Friday, Mar. 24, 1967

Return of the Huks

For eleven hours one day last week, Philippine Constabulary troopers nervously ringed a low frame house in the town of Mabalacat, 55 miles northwest of Manila. Finally, an officer arrived with a search warrant. What the Con stabulary found inside was worth waiting for: shadowy Dominador Garcia, 34, alias Commander Ely, the No. 3 man in the Hukbong Magpapalaya sa Bayan,-the backwoods Communist guerrillas known as Huks. Garcia surrendered without a fight.

The arrest underscored the resurgence of an old menace that has returned to plague the 15-month-old regime of President Ferdinand Marcos. In the late 1940s and early '50s, the

Huks nearly tipped over the Manila government before they were decimated and pushed back into the hinterlands by Ramon Magsaysay. Now, capitalizing on the erosion of law and order that has spread across the country despite Marcos' reforming policies, the Huks are once more stepping up their activity in their old stomping grounds in central Luzon--particularly in four provinces. Says Senator Manuel P. Manahan, chairman of the Philippine Senate's National Defense and Security Committee: "The Huks have established an in visible government in Pampanga [north of Manila], in western sections of Bula-can and in the southern fringes of Nueva Eciha and Tarlac. They have entrenched themselves in four vital activities: Huk taxation, Huk justice, Huk business and Huk politics."

Instant Reprisals. Not to mention Huk terrorism, which is the tie that binds together all the other Huk influences. The Huk organization is small, dedicated and tightly disciplined. Led by Faustino Delmundo, alias Commander Sumulong, it has purposely kept down its size so as not to attract the main force attention of the Philippine military. The terrorist arm of the movement comprises no more than 160 killers (supported by another 150 local armed guerrillas), who roam the central Luzon countryside in bands of three or four, meting out instant reprisals to anyone who dares defy Huk orders. In the past year, 84 Filipinos, including some anti-Huk mayors, police and other officials, have died in fusillades of Huk bullets. Says Brigadier General Rafael Ileto, who leads the 3,000-man Constabulary force in the Huk area: "If you are the only man with a .38 in the barrio, that barrio belongs to you." The Huks are the men with the guns.

The Huks have set up their own courts, which are the law of the land in broad stretches of central Luzon. Huk justice is swift and decisive: cattle thieves and rapists, for example, are often executed on the spot. Huk agents exact tribute and taxes from thousands of Filipinos. The biggest collection center is Angeles City near the U.S. Air Force's Clark Field. Maids for American families must pay five pesos ($1.25) monthly to the Huks; Huk treasurers take a big rake-off from the gambling parlors and bars frequented by U.S. troops.

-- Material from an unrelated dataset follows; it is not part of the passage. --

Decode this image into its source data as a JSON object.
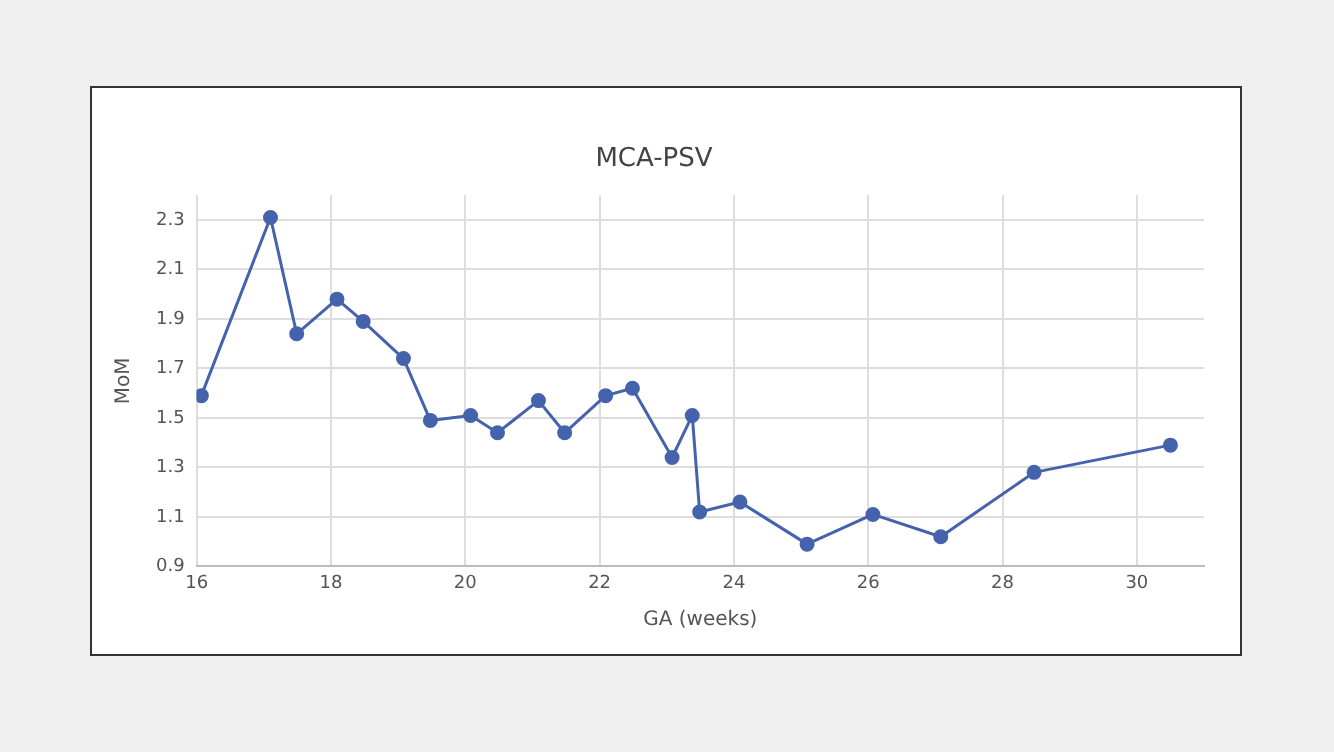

Influence & Power. The Huk aim is simple: to eradicate U.S. influence in the islands and set up a Communist-style "people's democracy." Remembering their earlier mistakes, the Huks no longer call for instant revolution but aim instead at a gradual subversion of the country's political system. That work is carried on by an estimated 1,500 so-called "legal cadres," members who carefully skirt the law forbidding Communism in the Philippines. Many of them openly strive to win positions of power. According to Filipino intelligence estimates, at least 176 barrio captains, dozens of mayors, a handful of Congressmen and at least one, possibly two, provincial governors are either Huks or under Huk discipline.

The Huks already have control in varying degrees of 1,400 square miles and 500,000 people, but their political power is growing even faster than their geographic boundaries. Two weeks ago, the Huks were able to get together 150 buses and 5,000 Pampanga villagers to drive into Manila and complain to Marcos about the "brutality" of the Constabulary, which is the chief hunter of the Huks. Matters might be much worse if the Huks and their urban comrades, the Communist Party of the Philippines, could get along. Fortunately, they are so split by ideological and personal rivalries that they have so far been unable to agree on any concerted action.

Hopelessly Poor. Trying his best to contain the Huk threat, Marcos has launched in central Luzon a civic-action program that has built 178 new schools, dug dozens of wells and irrigation ditches and paved dirt roads. But the area is so hopelessly poor that his efforts have made little impact. The President's fear is that the Huk movement will spread to other impoverished areas before he can stamp it out in Luzon. "The battle can start any time," says Marcos. "If I must end my political career going after the Communists, I wouldn't mind it."

* Tagalog for People's Liberation Army.